Kudeta Militer, ASEAN Perlu Tekan Myanmar Cegah Kemungkinan Terburuk
Kamis, 4 Februari 2021 | 05:35 WIB
Jakarta, NU Online
Junta militer Myanmar melakukan kudeta terhadap pemerintahan yang sah. Hal itu didasarkan atas dugaan mereka terhadap pelanggaran Pemilu. Rakyat yang pro-demokrasi pun turun untuk melakukan protes terhadap perlakuan tersebut, selain karena dorongan dari Penasihat Negara Aung San Suu Kyi dari dalam tahanan.
Peneliti Asia Tenggara Ahmad Suaedy menyampaikan bahwa ASEAN perlu bersikap tegas terhadap Myanmar untuk mencegah kemungkinan terburuk terjadi, seperti genosida terhadap kelompok-kelompok minoritas yang mendiami wilayah tertentu, khususnya Muslim Rohingya.
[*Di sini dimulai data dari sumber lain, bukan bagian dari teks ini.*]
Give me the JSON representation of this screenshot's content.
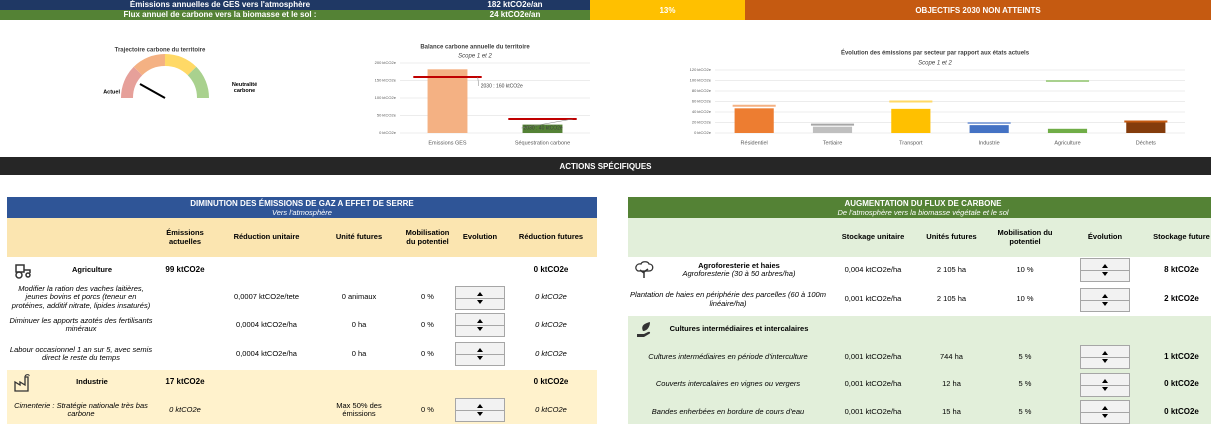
{
  "header": {
    "rows": [
      {
        "label": "Émissions annuelles de GES vers l'atmosphère",
        "value": "182 ktCO2e/an"
      },
      {
        "label": "Flux annuel de carbone vers la biomasse et le sol :",
        "value": "24 ktCO2e/an"
      }
    ],
    "percent": "13%",
    "status": "OBJECTIFS 2030 NON ATTEINTS"
  },
  "gauge": {
    "title": "Trajectoire carbone du territoire",
    "left_label": "Actuel",
    "right_label": "Neutralité carbone"
  },
  "chart_data": [
    {
      "type": "bar",
      "title": "Balance carbone annuelle du territoire",
      "subtitle": "Scope 1 et 2",
      "categories": [
        "Emissions GES",
        "Séquestration carbone"
      ],
      "values": [
        182,
        24
      ],
      "colors": [
        "#f4b183",
        "#548235"
      ],
      "targets": [
        160,
        40
      ],
      "target_color": "#c00000",
      "annotations": [
        "2030 : 160 ktCO2e",
        "2030 : 40 ktCO2e"
      ],
      "ylim": [
        0,
        200
      ],
      "yticks": [
        {
          "value": 0,
          "label": "0 ktCO2e"
        },
        {
          "value": 50,
          "label": "50 ktCO2e"
        },
        {
          "value": 100,
          "label": "100 ktCO2e"
        },
        {
          "value": 150,
          "label": "150 ktCO2e"
        },
        {
          "value": 200,
          "label": "200 ktCO2e"
        }
      ],
      "grid": true
    },
    {
      "type": "bar",
      "title": "Évolution des émissions par secteur par rapport aux états actuels",
      "subtitle": "Scope 1 et 2",
      "categories": [
        "Résidentiel",
        "Tertiaire",
        "Transport",
        "Industrie",
        "Agriculture",
        "Déchets"
      ],
      "values": [
        47,
        12,
        46,
        15,
        8,
        21
      ],
      "colors": [
        "#ed7d31",
        "#bfbfbf",
        "#ffc000",
        "#4472c4",
        "#70ad47",
        "#843c0c"
      ],
      "targets": [
        52,
        16,
        60,
        19,
        99,
        22
      ],
      "target_colors": [
        "#f4b183",
        "#a6a6a6",
        "#ffd966",
        "#8faadc",
        "#a9d18e",
        "#c55a11"
      ],
      "ylim": [
        0,
        120
      ],
      "yticks": [
        {
          "value": 0,
          "label": "0 ktCO2e"
        },
        {
          "value": 20,
          "label": "20 ktCO2e"
        },
        {
          "value": 40,
          "label": "40 ktCO2e"
        },
        {
          "value": 60,
          "label": "60 ktCO2e"
        },
        {
          "value": 80,
          "label": "80 ktCO2e"
        },
        {
          "value": 100,
          "label": "100 ktCO2e"
        },
        {
          "value": 120,
          "label": "120 ktCO2e"
        }
      ],
      "grid": true
    }
  ],
  "actions_title": "ACTIONS SPÉCIFIQUES",
  "left_table": {
    "title": "DIMINUTION DES ÉMISSIONS DE GAZ A EFFET DE SERRE",
    "subtitle": "Vers l'atmosphère",
    "headers": [
      "Émissions actuelles",
      "Réduction unitaire",
      "Unité futures",
      "Mobilisation du potentiel",
      "Evolution",
      "Réduction futures"
    ],
    "rows": [
      {
        "label": "Agriculture",
        "emissions": "99 ktCO2e",
        "future_reduction": "0 ktCO2e"
      },
      {
        "label": "Modifier la ration des vaches laitières, jeunes bovins et porcs (teneur en protéines, additif nitrate, lipides insaturés)",
        "unit_reduction": "0,0007  ktCO2e/tete",
        "future_units": "0 animaux",
        "mobilisation": "0 %",
        "future_reduction": "0 ktCO2e"
      },
      {
        "label": "Diminuer les apports azotés des fertilisants minéraux",
        "unit_reduction": "0,0004  ktCO2e/ha",
        "future_units": "0 ha",
        "mobilisation": "0 %",
        "future_reduction": "0 ktCO2e"
      },
      {
        "label": "Labour occasionnel 1 an sur 5, avec semis direct le reste du temps",
        "unit_reduction": "0,0004  ktCO2e/ha",
        "future_units": "0 ha",
        "mobilisation": "0 %",
        "future_reduction": "0 ktCO2e"
      },
      {
        "label": "Industrie",
        "emissions": "17 ktCO2e",
        "future_reduction": "0 ktCO2e"
      },
      {
        "label": "Cimenterie : Stratégie nationale très bas carbone",
        "emissions": "0 ktCO2e",
        "future_units": "Max 50% des émissions",
        "mobilisation": "0 %",
        "future_reduction": "0 ktCO2e"
      }
    ]
  },
  "right_table": {
    "title": "AUGMENTATION DU FLUX DE CARBONE",
    "subtitle": "De l'atmosphère vers la biomasse végétale et le sol",
    "headers": [
      "Stockage unitaire",
      "Unités futures",
      "Mobilisation du potentiel",
      "Évolution",
      "Stockage future"
    ],
    "rows": [
      {
        "label": "Agroforesterie et haies",
        "sublabel": "Agroforesterie (30 à 50 arbres/ha)",
        "unit_storage": "0,004  ktCO2e/ha",
        "future_units": "2 105 ha",
        "mobilisation": "10 %",
        "future_storage": "8 ktCO2e"
      },
      {
        "label": "Plantation de haies en périphérie des parcelles (60 à 100m linéaire/ha)",
        "unit_storage": "0,001  ktCO2e/ha",
        "future_units": "2 105 ha",
        "mobilisation": "10 %",
        "future_storage": "2 ktCO2e"
      },
      {
        "label": "Cultures intermédiaires et intercalaires"
      },
      {
        "label": "Cultures intermédiaires en période d'interculture",
        "unit_storage": "0,001  ktCO2e/ha",
        "future_units": "744 ha",
        "mobilisation": "5 %",
        "future_storage": "1 ktCO2e"
      },
      {
        "label": "Couverts intercalaires en vignes ou vergers",
        "unit_storage": "0,001  ktCO2e/ha",
        "future_units": "12 ha",
        "mobilisation": "5 %",
        "future_storage": "0 ktCO2e"
      },
      {
        "label": "Bandes enherbées en bordure de cours d'eau",
        "unit_storage": "0,001  ktCO2e/ha",
        "future_units": "15 ha",
        "mobilisation": "5 %",
        "future_storage": "0 ktCO2e"
      }
    ]
  }
}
“Negara ASEAN perlu menekan Myanmar agar tidak melakukan kejahatan genosida,” katanya kepada NU Online pada Kamis (4/2).
Sebab, jelasnya, Myanmar merupakan negara multietnis. Beberapa etnis minoritas mendiami wilayah-wilayah tertentu. Dalam sejarahnya, sebagian kecil di antara mereka pernah berupaya untuk melepaskan diri dari negara tersebut atau meminta otonomi daerah. Hal demikian tentu digeneralisasi oleh pihak militer sehingga dampaknya meluas.
Terlebih etnis Rohingya yang mendiami Rakhine State. Mereka mengalami dobel minoritas, yakni secara suku maupun agamanya. Suaedy menyebut bahwa wilayah tersebut pernah menjadi sebuah vasal (tunduk) terhadap sebuah kerajaan kecil di Bangladesh.
“Rohingya pernah menjadi wilayah otonom kerajaan Islam di Bangladesh, daerah yang tunduk terhadap kerajaan tersebut,” kata Dekan Fakultas Islam Nusantara Universitas Nahdlatul Ulama Indonesia itu.
Tidak hanya perihal minoritasnya, di wilayah yang mereka tinggali juga terdapat minyak dan berbagai kandungan bumi lainnya. Hal ini membuat pemerintah hendak menguasai wilayah tersebut guna merebut kandungan-kandungan di dalamnya.
Tak ayal, mereka menuduh Rohingya sebagai pendatang. Bahkan Rohingya bukan hanya dianggap sebagai pendatang, tapi juga dinilai sebagai pendatang haram illegal immigrant. Padahal, tuduhan tersebut tidak dapat dibenarkan.
Masyarakat Rohingya mengklaim bahwa tanah yang mereka diami merupakan milik mereka sejak leluhurnya dulu. Mereka juga mengakui bahwa saat ini wilayahnya masuk dalam Negara Myanmar.
Padahal di masa mula merdeka, masyarakat Rohingya juga diakui sebagai warga negara Myanmar. Namun, sejak kudeta 1962 dan pemberlakuan UU warga negara tahun1980-an, mereka tidak dianggap lagi sebagai warga negara Myanmar.
“Jadi, perlakuan terhadap minoritas sampai hari ini, termasuk di era Aung San Suu Kyi tidak banyak berubah,” ujar penulis buku Islam, Minorities, and Identity in Southeast Asia.
Hal inilah yang perlu didorong negara-negara luar agar mereka mendapatkan haknya sebagai warga negara yang sah dan dapat hidup dengan tenang dengan mendiami wilayah mereka.